The platform that Kane has been allowed has in no way diminished after he was accused of assault multiple times, nor has his popularity with fans. He is still seen as one of the best players in the NHL and has often been referred to as the best American-born hockey player of all time. Abuse for him was always just a minor blip of the radar that so many have found easy to overlook.
There was no accountability for him to take for his actions because he was never held liable for them.
These behaviors are ones bred inside of the sport, and the media covering it only helps perpetuate this culture of flippancy. They don’t see themselves as part of the problem, because in their eyes they are just doing their job.
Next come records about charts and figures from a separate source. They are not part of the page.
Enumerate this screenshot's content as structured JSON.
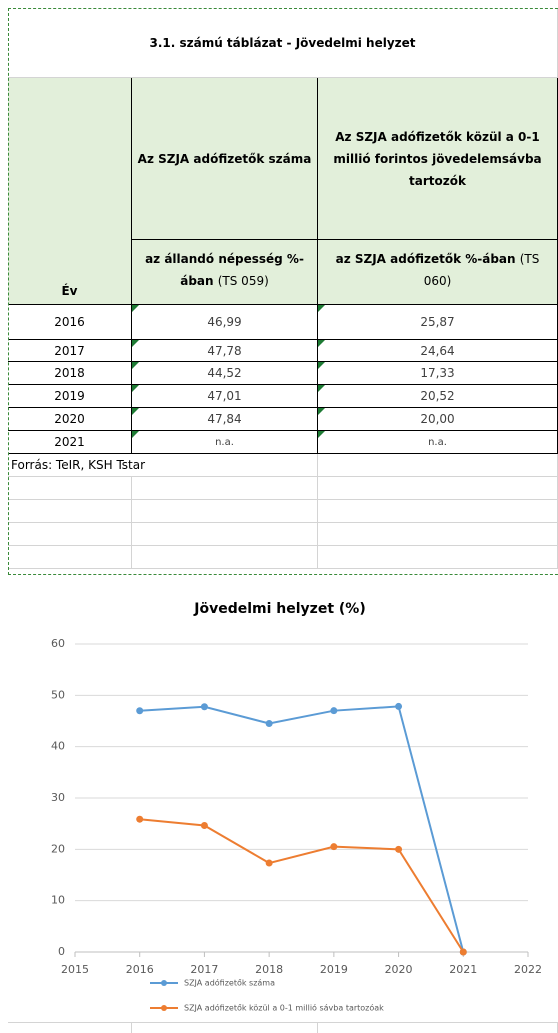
{
  "table": {
    "title": "3.1. számú táblázat - Jövedelmi helyzet",
    "headers": [
      "Év",
      "Az SZJA adófizetők száma",
      "Az SZJA adófizetők közül a 0-1 millió forintos jövedelemsávba tartozók"
    ],
    "subheaders": [
      {
        "text": "az állandó népesség %-ában",
        "code": "(TS 059)"
      },
      {
        "text": "az SZJA adófizetők %-ában",
        "code": "(TS 060)"
      }
    ],
    "rows": [
      [
        "2016",
        "46,99",
        "25,87"
      ],
      [
        "2017",
        "47,78",
        "24,64"
      ],
      [
        "2018",
        "44,52",
        "17,33"
      ],
      [
        "2019",
        "47,01",
        "20,52"
      ],
      [
        "2020",
        "47,84",
        "20,00"
      ],
      [
        "2021",
        "n.a.",
        "n.a."
      ]
    ],
    "source": "Forrás: TeIR, KSH Tstar"
  },
  "chart_data": {
    "type": "line",
    "title": "Jövedelmi helyzet (%)",
    "x": [
      2016,
      2017,
      2018,
      2019,
      2020,
      2021
    ],
    "series": [
      {
        "name": "SZJA adófizetők száma",
        "color": "#5b9bd5",
        "values": [
          46.99,
          47.78,
          44.52,
          47.01,
          47.84,
          0
        ]
      },
      {
        "name": "SZJA adófizetők közül a 0-1 millió sávba tartozóak",
        "color": "#ed7d31",
        "values": [
          25.87,
          24.64,
          17.33,
          20.52,
          20.0,
          0
        ]
      }
    ],
    "xlim": [
      2015,
      2022
    ],
    "xticks": [
      2015,
      2016,
      2017,
      2018,
      2019,
      2020,
      2021,
      2022
    ],
    "ylim": [
      0,
      60
    ],
    "yticks": [
      0,
      10,
      20,
      30,
      40,
      50,
      60
    ],
    "grid": true,
    "legend": "bottom"
  }
}
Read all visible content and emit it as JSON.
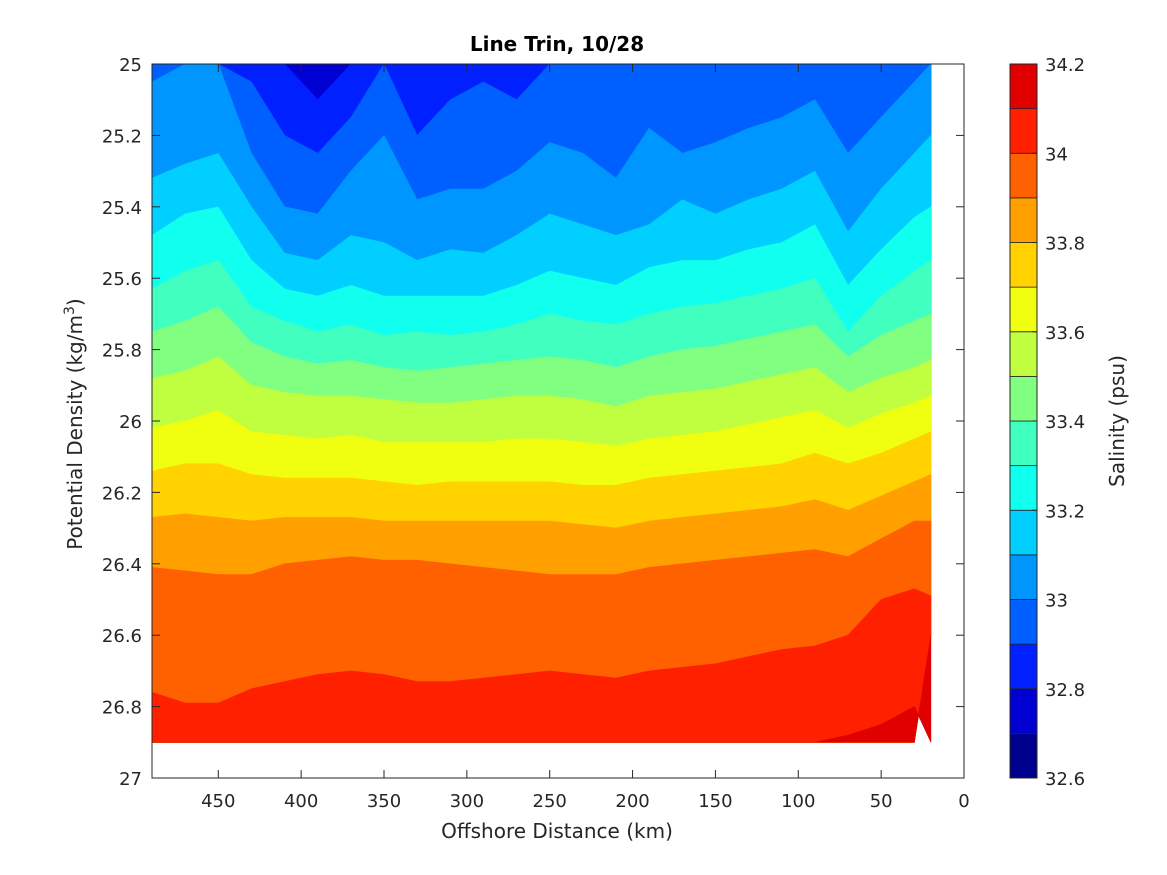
{
  "chart_data": {
    "type": "heatmap",
    "title": "Line Trin, 10/28",
    "xlabel": "Offshore Distance (km)",
    "ylabel_main": "Potential Density (kg/m",
    "ylabel_sup": "3",
    "ylabel_close": ")",
    "colorbar_label": "Salinity (psu)",
    "xlim": [
      490,
      0
    ],
    "ylim": [
      25,
      27
    ],
    "x_reversed": true,
    "y_reversed": true,
    "xticks": [
      450,
      400,
      350,
      300,
      250,
      200,
      150,
      100,
      50,
      0
    ],
    "xtick_labels": [
      "450",
      "400",
      "350",
      "300",
      "250",
      "200",
      "150",
      "100",
      "50",
      "0"
    ],
    "yticks": [
      25,
      25.2,
      25.4,
      25.6,
      25.8,
      26,
      26.2,
      26.4,
      26.6,
      26.8,
      27
    ],
    "ytick_labels": [
      "25",
      "25.2",
      "25.4",
      "25.6",
      "25.8",
      "26",
      "26.2",
      "26.4",
      "26.6",
      "26.8",
      "27"
    ],
    "colorbar_range": [
      32.6,
      34.2
    ],
    "colorbar_ticks": [
      32.6,
      32.8,
      33,
      33.2,
      33.4,
      33.6,
      33.8,
      34,
      34.2
    ],
    "colorbar_tick_labels": [
      "32.6",
      "32.8",
      "33",
      "33.2",
      "33.4",
      "33.6",
      "33.8",
      "34",
      "34.2"
    ],
    "levels": [
      32.6,
      32.7,
      32.8,
      32.9,
      33.0,
      33.1,
      33.2,
      33.3,
      33.4,
      33.5,
      33.6,
      33.7,
      33.8,
      33.9,
      34.0,
      34.1,
      34.2
    ],
    "level_colors": [
      "#00008f",
      "#0000d2",
      "#0020ff",
      "#005fff",
      "#0096ff",
      "#00cfff",
      "#10ffef",
      "#40ffbf",
      "#80ff80",
      "#bfff40",
      "#f0ff10",
      "#ffd200",
      "#ffa000",
      "#ff6000",
      "#ff2000",
      "#e00000",
      "#a00000"
    ],
    "x": [
      490,
      470,
      450,
      430,
      410,
      390,
      370,
      350,
      330,
      310,
      290,
      270,
      250,
      230,
      210,
      190,
      170,
      150,
      130,
      110,
      90,
      70,
      50,
      30,
      20
    ],
    "isopycnal_boundaries": [
      {
        "level": 32.8,
        "y": [
          25.0,
          25.0,
          25.0,
          25.0,
          25.0,
          25.1,
          25.0,
          25.0,
          25.0,
          25.0,
          25.0,
          25.0,
          25.0,
          25.0,
          25.1,
          25.0,
          25.0,
          25.0,
          25.0,
          25.0,
          25.0,
          25.0,
          25.0,
          25.0,
          25.0
        ]
      },
      {
        "level": 32.9,
        "y": [
          25.0,
          25.0,
          25.0,
          25.05,
          25.2,
          25.25,
          25.15,
          25.0,
          25.2,
          25.1,
          25.05,
          25.1,
          25.0,
          25.0,
          25.0,
          25.0,
          25.0,
          25.0,
          25.0,
          25.0,
          25.0,
          25.0,
          25.0,
          25.0,
          25.0
        ]
      },
      {
        "level": 33.0,
        "y": [
          25.05,
          25.0,
          25.0,
          25.25,
          25.4,
          25.42,
          25.3,
          25.2,
          25.38,
          25.35,
          25.35,
          25.3,
          25.22,
          25.25,
          25.32,
          25.18,
          25.25,
          25.22,
          25.18,
          25.15,
          25.1,
          25.25,
          25.15,
          25.05,
          25.0
        ]
      },
      {
        "level": 33.1,
        "y": [
          25.32,
          25.28,
          25.25,
          25.4,
          25.53,
          25.55,
          25.48,
          25.5,
          25.55,
          25.52,
          25.53,
          25.48,
          25.42,
          25.45,
          25.48,
          25.45,
          25.38,
          25.42,
          25.38,
          25.35,
          25.3,
          25.47,
          25.35,
          25.25,
          25.2
        ]
      },
      {
        "level": 33.2,
        "y": [
          25.48,
          25.42,
          25.4,
          25.55,
          25.63,
          25.65,
          25.62,
          25.65,
          25.65,
          25.65,
          25.65,
          25.62,
          25.58,
          25.6,
          25.62,
          25.57,
          25.55,
          25.55,
          25.52,
          25.5,
          25.45,
          25.62,
          25.52,
          25.43,
          25.4
        ]
      },
      {
        "level": 33.3,
        "y": [
          25.63,
          25.58,
          25.55,
          25.68,
          25.72,
          25.75,
          25.73,
          25.76,
          25.75,
          25.76,
          25.75,
          25.73,
          25.7,
          25.72,
          25.73,
          25.7,
          25.68,
          25.67,
          25.65,
          25.63,
          25.6,
          25.75,
          25.65,
          25.58,
          25.55
        ]
      },
      {
        "level": 33.4,
        "y": [
          25.75,
          25.72,
          25.68,
          25.78,
          25.82,
          25.84,
          25.83,
          25.85,
          25.86,
          25.85,
          25.84,
          25.83,
          25.82,
          25.83,
          25.85,
          25.82,
          25.8,
          25.79,
          25.77,
          25.75,
          25.73,
          25.82,
          25.76,
          25.72,
          25.7
        ]
      },
      {
        "level": 33.5,
        "y": [
          25.88,
          25.86,
          25.82,
          25.9,
          25.92,
          25.93,
          25.93,
          25.94,
          25.95,
          25.95,
          25.94,
          25.93,
          25.93,
          25.94,
          25.96,
          25.93,
          25.92,
          25.91,
          25.89,
          25.87,
          25.85,
          25.92,
          25.88,
          25.85,
          25.83
        ]
      },
      {
        "level": 33.6,
        "y": [
          26.02,
          26.0,
          25.97,
          26.03,
          26.04,
          26.05,
          26.04,
          26.06,
          26.06,
          26.06,
          26.06,
          26.05,
          26.05,
          26.06,
          26.07,
          26.05,
          26.04,
          26.03,
          26.01,
          25.99,
          25.97,
          26.02,
          25.98,
          25.95,
          25.93
        ]
      },
      {
        "level": 33.7,
        "y": [
          26.14,
          26.12,
          26.12,
          26.15,
          26.16,
          26.16,
          26.16,
          26.17,
          26.18,
          26.17,
          26.17,
          26.17,
          26.17,
          26.18,
          26.18,
          26.16,
          26.15,
          26.14,
          26.13,
          26.12,
          26.09,
          26.12,
          26.09,
          26.05,
          26.03
        ]
      },
      {
        "level": 33.8,
        "y": [
          26.27,
          26.26,
          26.27,
          26.28,
          26.27,
          26.27,
          26.27,
          26.28,
          26.28,
          26.28,
          26.28,
          26.28,
          26.28,
          26.29,
          26.3,
          26.28,
          26.27,
          26.26,
          26.25,
          26.24,
          26.22,
          26.25,
          26.21,
          26.17,
          26.15
        ]
      },
      {
        "level": 33.9,
        "y": [
          26.41,
          26.42,
          26.43,
          26.43,
          26.4,
          26.39,
          26.38,
          26.39,
          26.39,
          26.4,
          26.41,
          26.42,
          26.43,
          26.43,
          26.43,
          26.41,
          26.4,
          26.39,
          26.38,
          26.37,
          26.36,
          26.38,
          26.33,
          26.28,
          26.28
        ]
      },
      {
        "level": 34.0,
        "y": [
          26.76,
          26.79,
          26.79,
          26.75,
          26.73,
          26.71,
          26.7,
          26.71,
          26.73,
          26.73,
          26.72,
          26.71,
          26.7,
          26.71,
          26.72,
          26.7,
          26.69,
          26.68,
          26.66,
          26.64,
          26.63,
          26.6,
          26.5,
          26.47,
          26.49
        ]
      },
      {
        "level": 34.1,
        "y": [
          26.9,
          26.9,
          26.9,
          26.9,
          26.9,
          26.9,
          26.9,
          26.9,
          26.9,
          26.9,
          26.9,
          26.9,
          26.9,
          26.9,
          26.9,
          26.9,
          26.9,
          26.9,
          26.9,
          26.9,
          26.9,
          26.88,
          26.85,
          26.8,
          26.9
        ]
      }
    ],
    "data_bottom": [
      26.9,
      26.9,
      26.9,
      26.9,
      26.9,
      26.9,
      26.9,
      26.9,
      26.9,
      26.9,
      26.9,
      26.9,
      26.9,
      26.9,
      26.9,
      26.9,
      26.9,
      26.9,
      26.9,
      26.9,
      26.9,
      26.9,
      26.9,
      26.9,
      26.6
    ],
    "grid": false,
    "legend": "colorbar-right"
  }
}
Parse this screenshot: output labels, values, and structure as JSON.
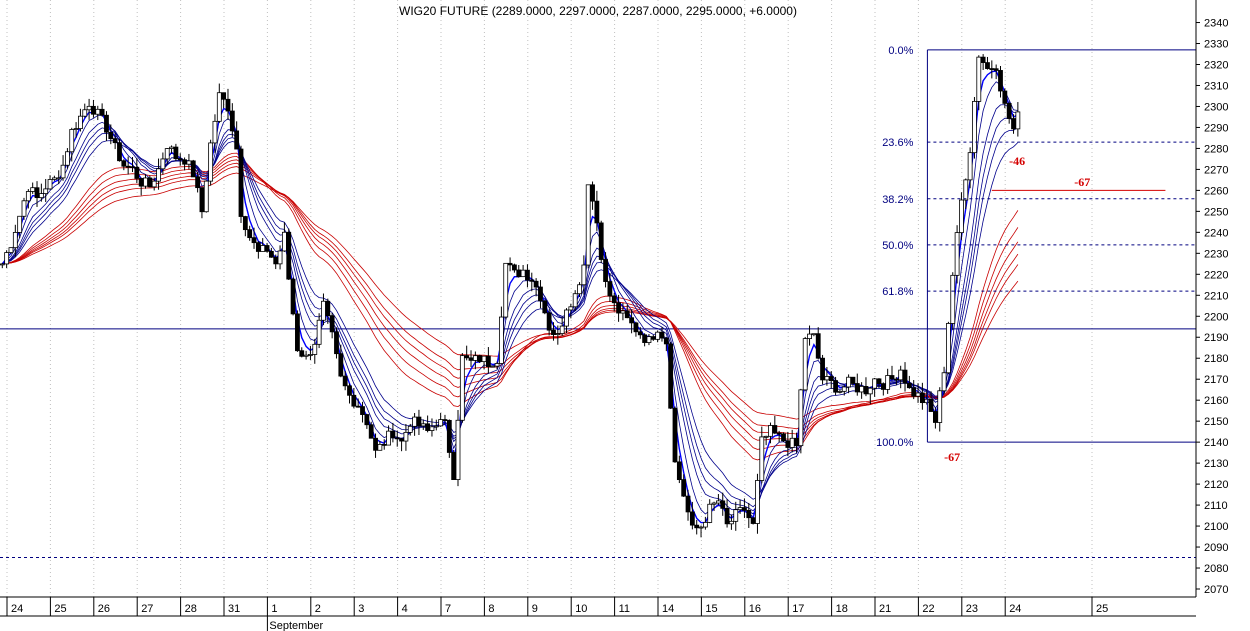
{
  "chart_data": {
    "type": "candlestick",
    "title": "WIG20 FUTURE (2289.0000, 2297.0000, 2287.0000, 2295.0000, +6.0000)",
    "ylim": [
      2065,
      2350
    ],
    "y_ticks": [
      2070,
      2080,
      2090,
      2100,
      2110,
      2120,
      2130,
      2140,
      2150,
      2160,
      2170,
      2180,
      2190,
      2200,
      2210,
      2220,
      2230,
      2240,
      2250,
      2260,
      2270,
      2280,
      2290,
      2300,
      2310,
      2320,
      2330,
      2340
    ],
    "x_ticks": [
      {
        "label": "24",
        "day": 0
      },
      {
        "label": "25",
        "day": 1
      },
      {
        "label": "26",
        "day": 2
      },
      {
        "label": "27",
        "day": 3
      },
      {
        "label": "28",
        "day": 4
      },
      {
        "label": "31",
        "day": 5
      },
      {
        "label": "1",
        "day": 6
      },
      {
        "label": "2",
        "day": 7
      },
      {
        "label": "3",
        "day": 8
      },
      {
        "label": "4",
        "day": 9
      },
      {
        "label": "7",
        "day": 10
      },
      {
        "label": "8",
        "day": 11
      },
      {
        "label": "9",
        "day": 12
      },
      {
        "label": "10",
        "day": 13
      },
      {
        "label": "11",
        "day": 14
      },
      {
        "label": "14",
        "day": 15
      },
      {
        "label": "15",
        "day": 16
      },
      {
        "label": "16",
        "day": 17
      },
      {
        "label": "17",
        "day": 18
      },
      {
        "label": "18",
        "day": 19
      },
      {
        "label": "21",
        "day": 20
      },
      {
        "label": "22",
        "day": 21
      },
      {
        "label": "23",
        "day": 22
      },
      {
        "label": "24",
        "day": 23
      },
      {
        "label": "25",
        "day": 25
      }
    ],
    "month_label": "September",
    "close_path": [
      [
        -0.5,
        2225
      ],
      [
        -0.3,
        2235
      ],
      [
        -0.1,
        2248
      ],
      [
        0.1,
        2262
      ],
      [
        0.3,
        2256
      ],
      [
        0.5,
        2262
      ],
      [
        0.7,
        2265
      ],
      [
        0.9,
        2272
      ],
      [
        1.1,
        2288
      ],
      [
        1.3,
        2295
      ],
      [
        1.5,
        2302
      ],
      [
        1.7,
        2296
      ],
      [
        1.9,
        2290
      ],
      [
        2.1,
        2280
      ],
      [
        2.3,
        2272
      ],
      [
        2.5,
        2270
      ],
      [
        2.7,
        2264
      ],
      [
        2.9,
        2262
      ],
      [
        3.1,
        2270
      ],
      [
        3.3,
        2282
      ],
      [
        3.5,
        2276
      ],
      [
        3.7,
        2275
      ],
      [
        3.9,
        2268
      ],
      [
        4.1,
        2250
      ],
      [
        4.3,
        2282
      ],
      [
        4.5,
        2305
      ],
      [
        4.7,
        2300
      ],
      [
        4.9,
        2280
      ],
      [
        5.0,
        2250
      ],
      [
        5.2,
        2238
      ],
      [
        5.4,
        2230
      ],
      [
        5.6,
        2232
      ],
      [
        5.8,
        2225
      ],
      [
        6.0,
        2238
      ],
      [
        6.1,
        2218
      ],
      [
        6.3,
        2185
      ],
      [
        6.5,
        2180
      ],
      [
        6.7,
        2188
      ],
      [
        6.9,
        2205
      ],
      [
        7.1,
        2190
      ],
      [
        7.3,
        2170
      ],
      [
        7.5,
        2162
      ],
      [
        7.7,
        2158
      ],
      [
        7.9,
        2150
      ],
      [
        8.1,
        2135
      ],
      [
        8.3,
        2140
      ],
      [
        8.5,
        2145
      ],
      [
        8.7,
        2140
      ],
      [
        8.9,
        2150
      ],
      [
        9.1,
        2148
      ],
      [
        9.3,
        2145
      ],
      [
        9.5,
        2150
      ],
      [
        9.7,
        2148
      ],
      [
        9.9,
        2125
      ],
      [
        10.1,
        2180
      ],
      [
        10.3,
        2178
      ],
      [
        10.5,
        2180
      ],
      [
        10.7,
        2178
      ],
      [
        10.9,
        2180
      ],
      [
        11.1,
        2225
      ],
      [
        11.3,
        2220
      ],
      [
        11.5,
        2222
      ],
      [
        11.7,
        2218
      ],
      [
        11.9,
        2210
      ],
      [
        12.1,
        2195
      ],
      [
        12.3,
        2190
      ],
      [
        12.5,
        2205
      ],
      [
        12.7,
        2210
      ],
      [
        12.9,
        2225
      ],
      [
        13.0,
        2265
      ],
      [
        13.2,
        2245
      ],
      [
        13.4,
        2215
      ],
      [
        13.6,
        2205
      ],
      [
        13.8,
        2200
      ],
      [
        14.0,
        2196
      ],
      [
        14.2,
        2192
      ],
      [
        14.4,
        2188
      ],
      [
        14.6,
        2195
      ],
      [
        14.8,
        2188
      ],
      [
        15.0,
        2130
      ],
      [
        15.2,
        2115
      ],
      [
        15.4,
        2098
      ],
      [
        15.6,
        2100
      ],
      [
        15.8,
        2108
      ],
      [
        16.0,
        2112
      ],
      [
        16.2,
        2100
      ],
      [
        16.4,
        2105
      ],
      [
        16.6,
        2108
      ],
      [
        16.8,
        2100
      ],
      [
        17.0,
        2140
      ],
      [
        17.2,
        2145
      ],
      [
        17.4,
        2142
      ],
      [
        17.6,
        2140
      ],
      [
        17.8,
        2138
      ],
      [
        18.0,
        2190
      ],
      [
        18.2,
        2190
      ],
      [
        18.4,
        2170
      ],
      [
        18.6,
        2168
      ],
      [
        18.8,
        2165
      ],
      [
        19.0,
        2168
      ],
      [
        19.2,
        2166
      ],
      [
        19.4,
        2165
      ],
      [
        19.6,
        2170
      ],
      [
        19.8,
        2168
      ],
      [
        20.0,
        2170
      ],
      [
        20.2,
        2175
      ],
      [
        20.4,
        2165
      ],
      [
        20.6,
        2162
      ],
      [
        20.8,
        2158
      ],
      [
        21.0,
        2150
      ],
      [
        21.2,
        2175
      ],
      [
        21.4,
        2220
      ],
      [
        21.6,
        2255
      ],
      [
        21.8,
        2280
      ],
      [
        22.0,
        2325
      ],
      [
        22.2,
        2318
      ],
      [
        22.4,
        2320
      ],
      [
        22.6,
        2300
      ],
      [
        22.8,
        2289
      ],
      [
        22.9,
        2295
      ]
    ],
    "ribbon": {
      "fast_color": "#00008b",
      "slow_color": "#c80000",
      "fast_periods": [
        3,
        5,
        8,
        10,
        12,
        15
      ],
      "slow_periods": [
        30,
        35,
        40,
        45,
        50,
        60
      ]
    },
    "horizontal_lines": [
      {
        "y": 2194,
        "style": "solid",
        "color": "#000080"
      },
      {
        "y": 2085,
        "style": "dashed",
        "color": "#000080"
      }
    ],
    "fibonacci": {
      "high": 2327,
      "low": 2140,
      "levels": [
        {
          "label": "0.0%",
          "y": 2327,
          "style": "solid"
        },
        {
          "label": "23.6%",
          "y": 2283,
          "style": "dashed"
        },
        {
          "label": "38.2%",
          "y": 2256,
          "style": "dashed"
        },
        {
          "label": "50.0%",
          "y": 2234,
          "style": "dashed"
        },
        {
          "label": "61.8%",
          "y": 2212,
          "style": "dashed"
        },
        {
          "label": "100.0%",
          "y": 2140,
          "style": "solid"
        }
      ]
    },
    "annotations": [
      {
        "text": "-46",
        "x": 22.7,
        "y": 2272
      },
      {
        "text": "-67",
        "x": 24.2,
        "y": 2262
      },
      {
        "text": "-67",
        "x": 21.2,
        "y": 2131
      }
    ]
  }
}
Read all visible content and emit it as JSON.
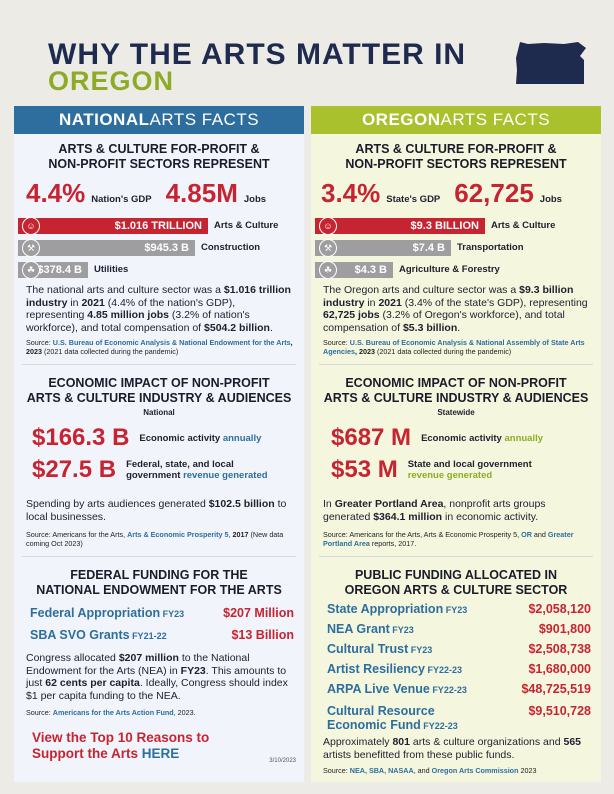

Whatever has to be done to get the scoop will be done and all ethical considerations are thrown out the window.
Believing that these stories from the sole perspective of the abuser to show how they have changed and how they have grown are necessary is simply wrong. Every time these stories are written, it is the same thing, a puff piece written to prove that the abuser is still a good guy that never shows any sort of growth or acknowledgment of wrongdoing.
This narrative is tired. Hockey media has always found itself knee-deep in the redemption of abusers, but they refuse to acknowledge the role that they play.
Responsibility needs to be taken at all levels until abuse is something taken seriously by both the sport and media. However, it is not hard to see that the day when this happens is nowhere near soon.